Innovation
ANALYSE CANINE
Auteur(s) : Par Tanit Halfon
Orthopédie, cancérologie, cardiologie, gastro-entérologie… les domaines d’application de la chirurgie mini-invasive chez les carnivores domestiques sont de plus en plus variés, en lien avec les progrès de l’imagerie médicale. Plusieurs études permettent de confirmer le bénéfice de cette approche par rapport aux techniques classiques. Le point avec Mathieu Manassero (N05), professeur à l’École nationale vétérinaire d'Alfort et chef de service de chirurgie.
Qu’est-ce que la chirurgie mini-invasive ?
Il s’agit d’approches qui visent à limiter le traumatisme chirurgical, via des incisions de taille réduite de l’ordre de un centimètre, ou en utilisant les voies naturelles de l’organisme. Elles s’appuient sur des instruments spécifiques couplés à un système d’imagerie vidéo. Pendant très longtemps, la chirurgie ne se concevait que par de grandes incisions, et on préconisait même de les agrandir pour mieux voir. Le dogme a changé avec, il y a une trentaine d’années, le développement de la cœlioscopie en médecine humaine, qui a ouvert la voie à une véritable révolution chirurgicale que sont les procédures mini-invasives. En médecine vétérinaire, un vrai tournant a été pris ces dernières années. Pour exemple, la cœlioscopie a donné lieu ces dix dernières années à deux cent cinquante articles sur le sujet référencés sur PubMed contre soixante-dix la décennie précédente.

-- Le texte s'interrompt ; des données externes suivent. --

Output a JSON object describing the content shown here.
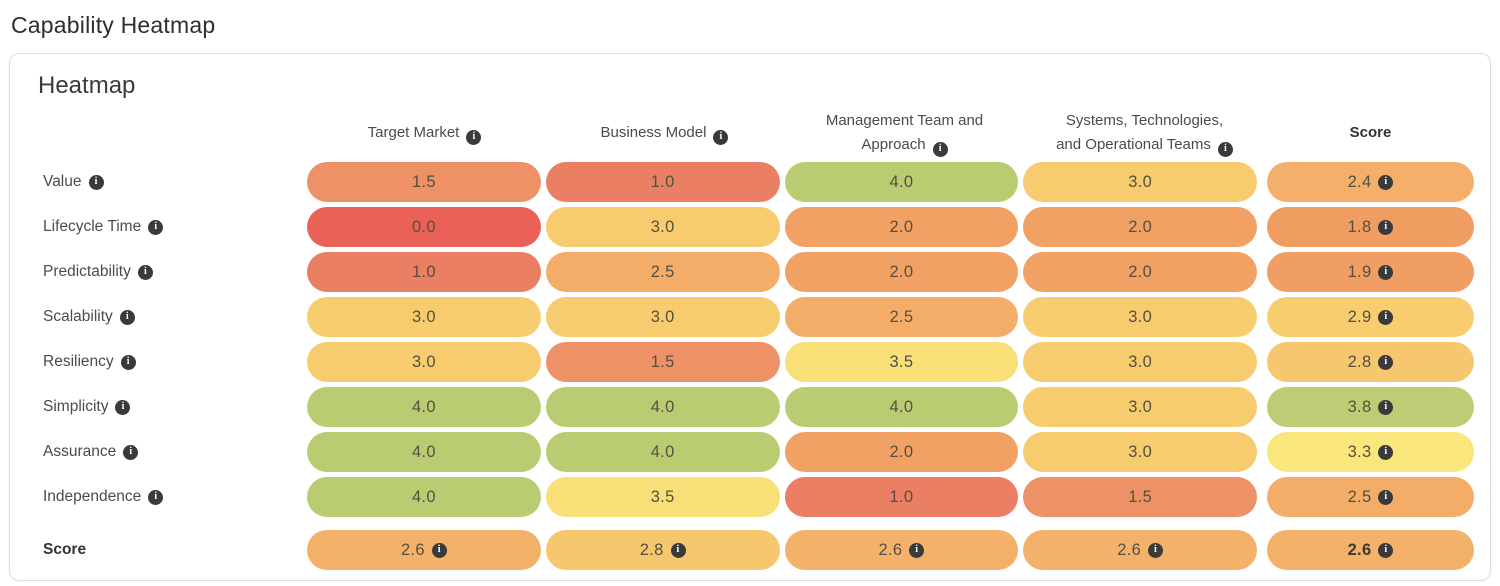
{
  "page": {
    "title": "Capability Heatmap"
  },
  "card": {
    "title": "Heatmap"
  },
  "info_icon_glyph": "i",
  "columns": [
    {
      "label": "Target Market",
      "info": true,
      "bold": false
    },
    {
      "label": "Business Model",
      "info": true,
      "bold": false
    },
    {
      "label": "Management Team and Approach",
      "info": true,
      "bold": false
    },
    {
      "label": "Systems, Technologies, and Operational Teams",
      "info": true,
      "bold": false
    },
    {
      "label": "Score",
      "info": false,
      "bold": true
    }
  ],
  "rows": [
    {
      "label": "Value",
      "info": true,
      "is_total": false,
      "cells": [
        "1.5",
        "1.0",
        "4.0",
        "3.0"
      ],
      "score": "2.4"
    },
    {
      "label": "Lifecycle Time",
      "info": true,
      "is_total": false,
      "cells": [
        "0.0",
        "3.0",
        "2.0",
        "2.0"
      ],
      "score": "1.8"
    },
    {
      "label": "Predictability",
      "info": true,
      "is_total": false,
      "cells": [
        "1.0",
        "2.5",
        "2.0",
        "2.0"
      ],
      "score": "1.9"
    },
    {
      "label": "Scalability",
      "info": true,
      "is_total": false,
      "cells": [
        "3.0",
        "3.0",
        "2.5",
        "3.0"
      ],
      "score": "2.9"
    },
    {
      "label": "Resiliency",
      "info": true,
      "is_total": false,
      "cells": [
        "3.0",
        "1.5",
        "3.5",
        "3.0"
      ],
      "score": "2.8"
    },
    {
      "label": "Simplicity",
      "info": true,
      "is_total": false,
      "cells": [
        "4.0",
        "4.0",
        "4.0",
        "3.0"
      ],
      "score": "3.8"
    },
    {
      "label": "Assurance",
      "info": true,
      "is_total": false,
      "cells": [
        "4.0",
        "4.0",
        "2.0",
        "3.0"
      ],
      "score": "3.3"
    },
    {
      "label": "Independence",
      "info": true,
      "is_total": false,
      "cells": [
        "4.0",
        "3.5",
        "1.0",
        "1.5"
      ],
      "score": "2.5"
    },
    {
      "label": "Score",
      "info": false,
      "is_total": true,
      "cells": [
        "2.6",
        "2.8",
        "2.6",
        "2.6"
      ],
      "score": "2.6"
    }
  ],
  "color_scale": {
    "0.0": "#e96157",
    "1.0": "#ea7f63",
    "1.5": "#ee9167",
    "1.8": "#f09d62",
    "1.9": "#f09e63",
    "2.0": "#f1a164",
    "2.4": "#f4b06a",
    "2.5": "#f3ad68",
    "2.6": "#f4b16a",
    "2.8": "#f6c76e",
    "2.9": "#f7cd70",
    "3.0": "#f7cc6e",
    "3.3": "#f9e77c",
    "3.5": "#f8df77",
    "3.8": "#bccd75",
    "4.0": "#bacc72"
  },
  "chart_data": {
    "type": "heatmap",
    "title": "Capability Heatmap",
    "x_categories": [
      "Target Market",
      "Business Model",
      "Management Team and Approach",
      "Systems, Technologies, and Operational Teams",
      "Score"
    ],
    "y_categories": [
      "Value",
      "Lifecycle Time",
      "Predictability",
      "Scalability",
      "Resiliency",
      "Simplicity",
      "Assurance",
      "Independence",
      "Score"
    ],
    "values": [
      [
        1.5,
        1.0,
        4.0,
        3.0,
        2.4
      ],
      [
        0.0,
        3.0,
        2.0,
        2.0,
        1.8
      ],
      [
        1.0,
        2.5,
        2.0,
        2.0,
        1.9
      ],
      [
        3.0,
        3.0,
        2.5,
        3.0,
        2.9
      ],
      [
        3.0,
        1.5,
        3.5,
        3.0,
        2.8
      ],
      [
        4.0,
        4.0,
        4.0,
        3.0,
        3.8
      ],
      [
        4.0,
        4.0,
        2.0,
        3.0,
        3.3
      ],
      [
        4.0,
        3.5,
        1.0,
        1.5,
        2.5
      ],
      [
        2.6,
        2.8,
        2.6,
        2.6,
        2.6
      ]
    ],
    "value_range": [
      0,
      4
    ],
    "low_color": "#e96157",
    "mid_color": "#f7cc6e",
    "high_color": "#bacc72"
  }
}
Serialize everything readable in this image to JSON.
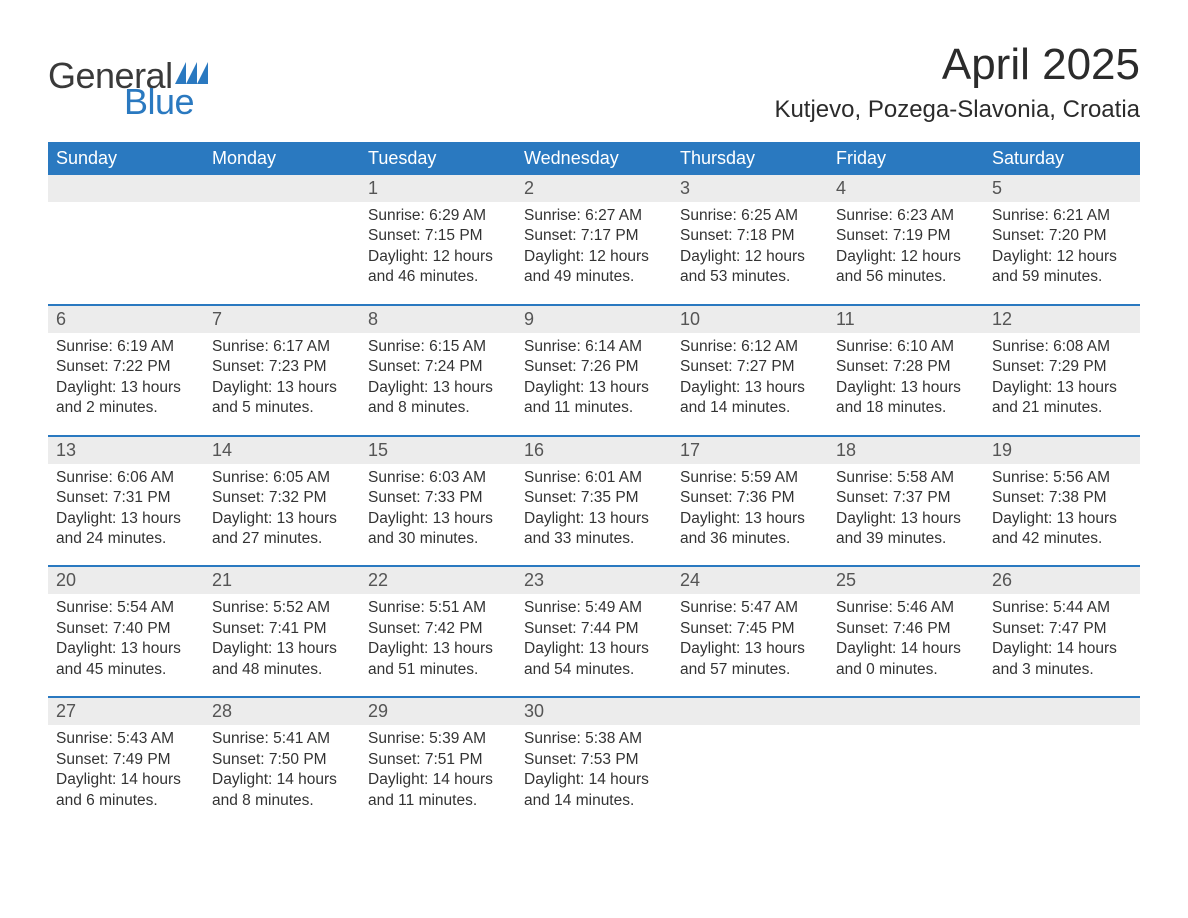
{
  "logo": {
    "general": "General",
    "blue": "Blue",
    "flag_color": "#2a79c0"
  },
  "title": "April 2025",
  "location": "Kutjevo, Pozega-Slavonia, Croatia",
  "colors": {
    "header_bg": "#2a79c0",
    "header_text": "#ffffff",
    "daynum_bg": "#ececec",
    "daynum_text": "#555555",
    "body_text": "#333333",
    "week_border": "#2a79c0",
    "page_bg": "#ffffff"
  },
  "typography": {
    "title_fontsize": 44,
    "location_fontsize": 24,
    "dayheader_fontsize": 18,
    "daynum_fontsize": 18,
    "cell_fontsize": 15.5,
    "logo_fontsize": 36
  },
  "dayheaders": [
    "Sunday",
    "Monday",
    "Tuesday",
    "Wednesday",
    "Thursday",
    "Friday",
    "Saturday"
  ],
  "weeks": [
    {
      "nums": [
        "",
        "",
        "1",
        "2",
        "3",
        "4",
        "5"
      ],
      "cells": [
        {
          "sunrise": "",
          "sunset": "",
          "daylight1": "",
          "daylight2": ""
        },
        {
          "sunrise": "",
          "sunset": "",
          "daylight1": "",
          "daylight2": ""
        },
        {
          "sunrise": "Sunrise: 6:29 AM",
          "sunset": "Sunset: 7:15 PM",
          "daylight1": "Daylight: 12 hours",
          "daylight2": "and 46 minutes."
        },
        {
          "sunrise": "Sunrise: 6:27 AM",
          "sunset": "Sunset: 7:17 PM",
          "daylight1": "Daylight: 12 hours",
          "daylight2": "and 49 minutes."
        },
        {
          "sunrise": "Sunrise: 6:25 AM",
          "sunset": "Sunset: 7:18 PM",
          "daylight1": "Daylight: 12 hours",
          "daylight2": "and 53 minutes."
        },
        {
          "sunrise": "Sunrise: 6:23 AM",
          "sunset": "Sunset: 7:19 PM",
          "daylight1": "Daylight: 12 hours",
          "daylight2": "and 56 minutes."
        },
        {
          "sunrise": "Sunrise: 6:21 AM",
          "sunset": "Sunset: 7:20 PM",
          "daylight1": "Daylight: 12 hours",
          "daylight2": "and 59 minutes."
        }
      ]
    },
    {
      "nums": [
        "6",
        "7",
        "8",
        "9",
        "10",
        "11",
        "12"
      ],
      "cells": [
        {
          "sunrise": "Sunrise: 6:19 AM",
          "sunset": "Sunset: 7:22 PM",
          "daylight1": "Daylight: 13 hours",
          "daylight2": "and 2 minutes."
        },
        {
          "sunrise": "Sunrise: 6:17 AM",
          "sunset": "Sunset: 7:23 PM",
          "daylight1": "Daylight: 13 hours",
          "daylight2": "and 5 minutes."
        },
        {
          "sunrise": "Sunrise: 6:15 AM",
          "sunset": "Sunset: 7:24 PM",
          "daylight1": "Daylight: 13 hours",
          "daylight2": "and 8 minutes."
        },
        {
          "sunrise": "Sunrise: 6:14 AM",
          "sunset": "Sunset: 7:26 PM",
          "daylight1": "Daylight: 13 hours",
          "daylight2": "and 11 minutes."
        },
        {
          "sunrise": "Sunrise: 6:12 AM",
          "sunset": "Sunset: 7:27 PM",
          "daylight1": "Daylight: 13 hours",
          "daylight2": "and 14 minutes."
        },
        {
          "sunrise": "Sunrise: 6:10 AM",
          "sunset": "Sunset: 7:28 PM",
          "daylight1": "Daylight: 13 hours",
          "daylight2": "and 18 minutes."
        },
        {
          "sunrise": "Sunrise: 6:08 AM",
          "sunset": "Sunset: 7:29 PM",
          "daylight1": "Daylight: 13 hours",
          "daylight2": "and 21 minutes."
        }
      ]
    },
    {
      "nums": [
        "13",
        "14",
        "15",
        "16",
        "17",
        "18",
        "19"
      ],
      "cells": [
        {
          "sunrise": "Sunrise: 6:06 AM",
          "sunset": "Sunset: 7:31 PM",
          "daylight1": "Daylight: 13 hours",
          "daylight2": "and 24 minutes."
        },
        {
          "sunrise": "Sunrise: 6:05 AM",
          "sunset": "Sunset: 7:32 PM",
          "daylight1": "Daylight: 13 hours",
          "daylight2": "and 27 minutes."
        },
        {
          "sunrise": "Sunrise: 6:03 AM",
          "sunset": "Sunset: 7:33 PM",
          "daylight1": "Daylight: 13 hours",
          "daylight2": "and 30 minutes."
        },
        {
          "sunrise": "Sunrise: 6:01 AM",
          "sunset": "Sunset: 7:35 PM",
          "daylight1": "Daylight: 13 hours",
          "daylight2": "and 33 minutes."
        },
        {
          "sunrise": "Sunrise: 5:59 AM",
          "sunset": "Sunset: 7:36 PM",
          "daylight1": "Daylight: 13 hours",
          "daylight2": "and 36 minutes."
        },
        {
          "sunrise": "Sunrise: 5:58 AM",
          "sunset": "Sunset: 7:37 PM",
          "daylight1": "Daylight: 13 hours",
          "daylight2": "and 39 minutes."
        },
        {
          "sunrise": "Sunrise: 5:56 AM",
          "sunset": "Sunset: 7:38 PM",
          "daylight1": "Daylight: 13 hours",
          "daylight2": "and 42 minutes."
        }
      ]
    },
    {
      "nums": [
        "20",
        "21",
        "22",
        "23",
        "24",
        "25",
        "26"
      ],
      "cells": [
        {
          "sunrise": "Sunrise: 5:54 AM",
          "sunset": "Sunset: 7:40 PM",
          "daylight1": "Daylight: 13 hours",
          "daylight2": "and 45 minutes."
        },
        {
          "sunrise": "Sunrise: 5:52 AM",
          "sunset": "Sunset: 7:41 PM",
          "daylight1": "Daylight: 13 hours",
          "daylight2": "and 48 minutes."
        },
        {
          "sunrise": "Sunrise: 5:51 AM",
          "sunset": "Sunset: 7:42 PM",
          "daylight1": "Daylight: 13 hours",
          "daylight2": "and 51 minutes."
        },
        {
          "sunrise": "Sunrise: 5:49 AM",
          "sunset": "Sunset: 7:44 PM",
          "daylight1": "Daylight: 13 hours",
          "daylight2": "and 54 minutes."
        },
        {
          "sunrise": "Sunrise: 5:47 AM",
          "sunset": "Sunset: 7:45 PM",
          "daylight1": "Daylight: 13 hours",
          "daylight2": "and 57 minutes."
        },
        {
          "sunrise": "Sunrise: 5:46 AM",
          "sunset": "Sunset: 7:46 PM",
          "daylight1": "Daylight: 14 hours",
          "daylight2": "and 0 minutes."
        },
        {
          "sunrise": "Sunrise: 5:44 AM",
          "sunset": "Sunset: 7:47 PM",
          "daylight1": "Daylight: 14 hours",
          "daylight2": "and 3 minutes."
        }
      ]
    },
    {
      "nums": [
        "27",
        "28",
        "29",
        "30",
        "",
        "",
        ""
      ],
      "cells": [
        {
          "sunrise": "Sunrise: 5:43 AM",
          "sunset": "Sunset: 7:49 PM",
          "daylight1": "Daylight: 14 hours",
          "daylight2": "and 6 minutes."
        },
        {
          "sunrise": "Sunrise: 5:41 AM",
          "sunset": "Sunset: 7:50 PM",
          "daylight1": "Daylight: 14 hours",
          "daylight2": "and 8 minutes."
        },
        {
          "sunrise": "Sunrise: 5:39 AM",
          "sunset": "Sunset: 7:51 PM",
          "daylight1": "Daylight: 14 hours",
          "daylight2": "and 11 minutes."
        },
        {
          "sunrise": "Sunrise: 5:38 AM",
          "sunset": "Sunset: 7:53 PM",
          "daylight1": "Daylight: 14 hours",
          "daylight2": "and 14 minutes."
        },
        {
          "sunrise": "",
          "sunset": "",
          "daylight1": "",
          "daylight2": ""
        },
        {
          "sunrise": "",
          "sunset": "",
          "daylight1": "",
          "daylight2": ""
        },
        {
          "sunrise": "",
          "sunset": "",
          "daylight1": "",
          "daylight2": ""
        }
      ]
    }
  ]
}
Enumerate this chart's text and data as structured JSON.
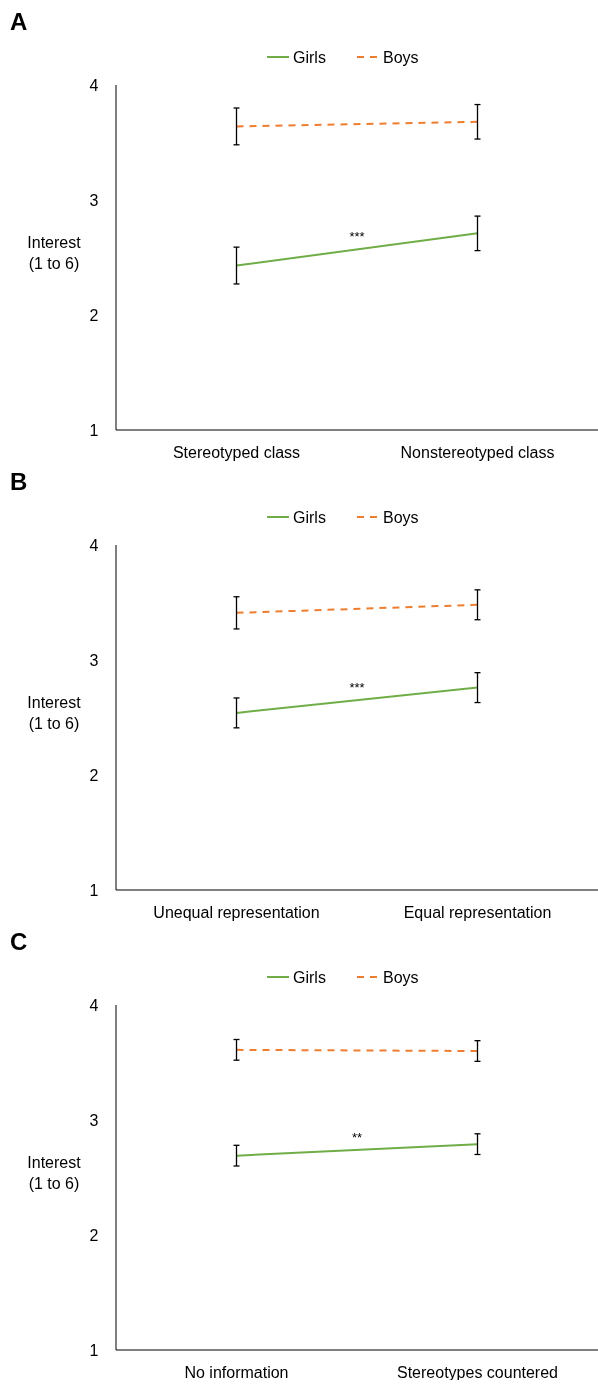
{
  "chart_data": [
    {
      "type": "line",
      "title": "A",
      "ylabel": "Interest\n(1 to 6)",
      "categories": [
        "Stereotyped class",
        "Nonstereotyped class"
      ],
      "ylim": [
        1,
        4
      ],
      "yticks": [
        1,
        2,
        3,
        4
      ],
      "grid": false,
      "legend": "top",
      "annotations": [
        "***"
      ],
      "series": [
        {
          "name": "Girls",
          "color": "#70ad47",
          "line_style": "solid",
          "values": [
            2.43,
            2.71
          ],
          "errors": [
            0.16,
            0.15
          ]
        },
        {
          "name": "Boys",
          "color": "#ed7d31",
          "line_style": "dashed",
          "values": [
            3.64,
            3.68
          ],
          "errors": [
            0.16,
            0.15
          ]
        }
      ]
    },
    {
      "type": "line",
      "title": "B",
      "ylabel": "Interest\n(1 to 6)",
      "categories": [
        "Unequal representation",
        "Equal representation"
      ],
      "ylim": [
        1,
        4
      ],
      "yticks": [
        1,
        2,
        3,
        4
      ],
      "grid": false,
      "legend": "top",
      "annotations": [
        "***"
      ],
      "series": [
        {
          "name": "Girls",
          "color": "#70ad47",
          "line_style": "solid",
          "values": [
            2.54,
            2.76
          ],
          "errors": [
            0.13,
            0.13
          ]
        },
        {
          "name": "Boys",
          "color": "#ed7d31",
          "line_style": "dashed",
          "values": [
            3.41,
            3.48
          ],
          "errors": [
            0.14,
            0.13
          ]
        }
      ]
    },
    {
      "type": "line",
      "title": "C",
      "ylabel": "Interest\n(1 to 6)",
      "categories": [
        "No information",
        "Stereotypes countered"
      ],
      "ylim": [
        1,
        4
      ],
      "yticks": [
        1,
        2,
        3,
        4
      ],
      "grid": false,
      "legend": "top",
      "annotations": [
        "**"
      ],
      "series": [
        {
          "name": "Girls",
          "color": "#70ad47",
          "line_style": "solid",
          "values": [
            2.69,
            2.79
          ],
          "errors": [
            0.09,
            0.09
          ]
        },
        {
          "name": "Boys",
          "color": "#ed7d31",
          "line_style": "dashed",
          "values": [
            3.61,
            3.6
          ],
          "errors": [
            0.09,
            0.09
          ]
        }
      ]
    }
  ]
}
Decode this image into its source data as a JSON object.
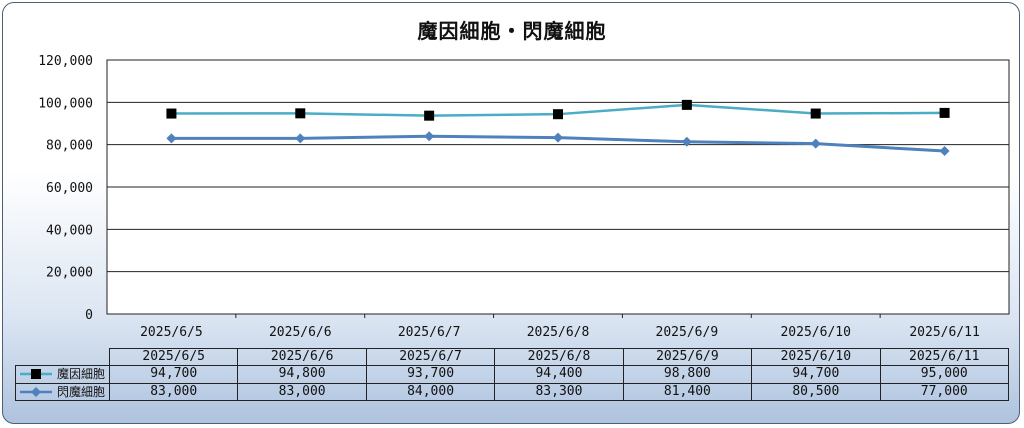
{
  "chart_data": {
    "type": "line",
    "title": "魔因細胞・閃魔細胞",
    "categories": [
      "2025/6/5",
      "2025/6/6",
      "2025/6/7",
      "2025/6/8",
      "2025/6/9",
      "2025/6/10",
      "2025/6/11"
    ],
    "series": [
      {
        "name": "魔因細胞",
        "color": "#4bacc6",
        "marker": "square",
        "marker_color": "#000000",
        "values": [
          94700,
          94800,
          93700,
          94400,
          98800,
          94700,
          95000
        ],
        "labels": [
          "94,700",
          "94,800",
          "93,700",
          "94,400",
          "98,800",
          "94,700",
          "95,000"
        ]
      },
      {
        "name": "閃魔細胞",
        "color": "#4f81bd",
        "marker": "diamond",
        "marker_color": "#4f81bd",
        "values": [
          83000,
          83000,
          84000,
          83300,
          81400,
          80500,
          77000
        ],
        "labels": [
          "83,000",
          "83,000",
          "84,000",
          "83,300",
          "81,400",
          "80,500",
          "77,000"
        ]
      }
    ],
    "ylim": [
      0,
      120000
    ],
    "yticks": [
      "0",
      "20,000",
      "40,000",
      "60,000",
      "80,000",
      "100,000",
      "120,000"
    ],
    "grid": true,
    "legend": "data-table"
  }
}
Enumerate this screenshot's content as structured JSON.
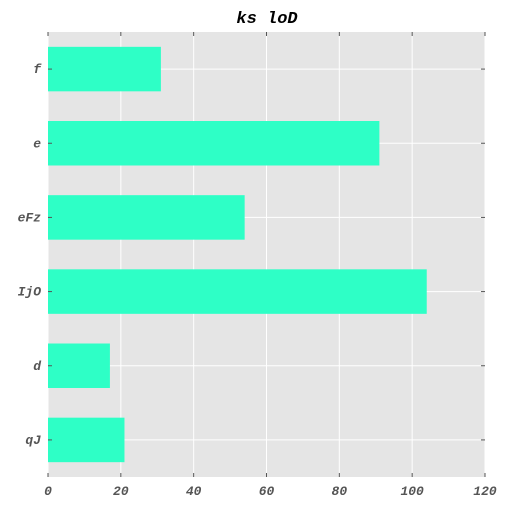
{
  "chart_data": {
    "type": "bar",
    "orientation": "horizontal",
    "title": "ks loD",
    "xlabel": "",
    "ylabel": "",
    "categories": [
      "qJ",
      "d",
      "IjO",
      "eFz",
      "e",
      "f"
    ],
    "values": [
      21,
      17,
      104,
      54,
      91,
      31
    ],
    "xlim": [
      0,
      120
    ],
    "x_ticks": [
      0,
      20,
      40,
      60,
      80,
      100,
      120
    ],
    "grid": true,
    "colors": {
      "bar": "#2effc6",
      "plot_background": "#e5e5e5",
      "grid": "#ffffff"
    }
  }
}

Toutes les disciplines chirurgicales peuvent-elles bénéficier aujourd’hui d’une approche mini-invasive ?
Oui, des procédures sont décrites pour de nombreux tissus, que ce soit en traumatologie, neurologie, cardiologie, chirurgie préventive gynécologique ou oncologie et, bien sûr, en chirurgie viscérale et en chirurgie articulaire. Ce qui peut limiter leurs usages – outre les avancées en matière d’instrumentation – ce ne sont pas les domaines ni même les tissus, mais les indications dont certaines restent du ressort de la chirurgie ouverte. Par exemple, la mucocèle biliaire est une excellente indication de cholécystectomie par une approche mini-invasive en cœlioscopie sauf lorsqu’elle est associée à une obstruction du canal cholédoque. C’est la même chose pour la surrénalectomie, qui peut être réalisée par cœlioscopie sauf en cas d’invasion vasculaire.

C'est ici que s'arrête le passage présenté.